What should I bring?

A water bottle, clothing and soft-soled shoes or sandals you don’t mind getting dirty or wet, sunscreen, sunglasses, and a hat, and a good attitude.

What sort of paperwork is involved?

Each rower needs to sign our insurance waiver, good for the rest of the season. Those under 18 need to have the waiver signed by their parents or guardian; those under 16 normally need to be accompanied by their parents or guardian.

What should I do/know before I get in the boat?

You should select a life jacket from our rack that fits and is comfortable; learn how to connect your oar to the thole pins, or dowels, that we use instead of oarlocks; understand how to use the ladder (two hands at all times) and where to step in the boat (seats and floorboards only, not rail or planks); and appreciate the importance of following orders from your coxswain, or skipper.

How long are the trips?

That depends on the tide, weather and wind conditions at the time of your launch, and the ability and desire of your fellow rowers. Weekday rows typically last an hour or so, while weekend cruises tend to be a bit longer.

What are my responsibilities?

To help launch and recover the boat; to keep your PFD on and fastened at all times; to follow instructions; and to help wipe down the boat and store equipment at the end of the row.

Do you race these boats?

We host and participate in a few events a year, and also form youth teams and travel to regattas in other cities. See our website for details.

How much does it cost?

We do not charge a fee, but we do encourage donations.
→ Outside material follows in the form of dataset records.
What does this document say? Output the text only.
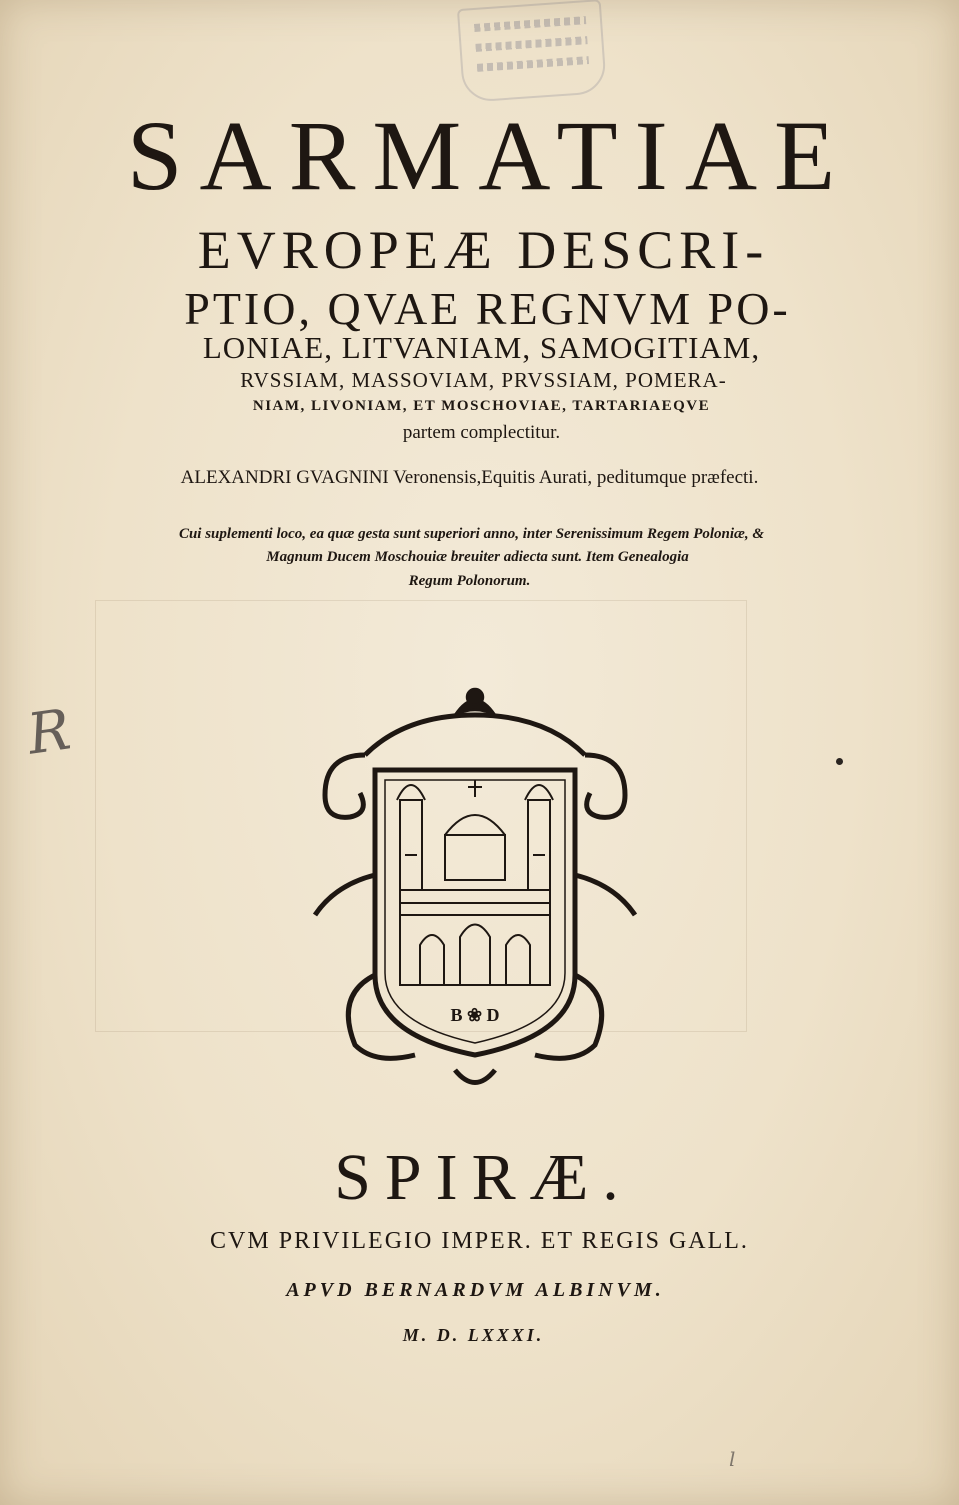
SARMATIAE
EVROPEÆ DESCRI-
PTIO, QVAE REGNVM PO-
LONIAE, LITVANIAM, SAMOGITIAM,
RVSSIAM, MASSOVIAM, PRVSSIAM, POMERA-
NIAM, LIVONIAM, ET MOSCHOVIAE, TARTARIAEQVE
partem complectitur.
ALEXANDRI GVAGNINI Veronensis,Equitis Aurati, peditumque præfecti.
Cui suplementi loco, ea quæ gesta sunt superiori anno, inter Serenissimum Regem Poloniæ, &
Magnum Ducem Moschouiæ breuiter adiecta sunt. Item Genealogia
Regum Polonorum.
B ❀ D
SPIRÆ.
CVM PRIVILEGIO IMPER. ET REGIS GALL.
APVD BERNARDVM ALBINVM.
M. D. LXXXI.
R
l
You can make them online in the Donate page, or by sending a check to Village Community Boathouse, Inc., c/o Ruth Lindner, 230 West 16 St. #2AB, New York, NY 10011. There is also a donation box inside the boathouse.

How can I volunteer?

You can learn to become a certified coxswain, or skipper (we offer a day-long introductory course several times a season, and further training thereafter), and work with our many school groups; you can volunteer in the boathouse as a record-keeper, boat repair-specialist or boatbuilder; you can fund-raise or attend community meetings on our behalf; and you can help us plan and run special events and voyages.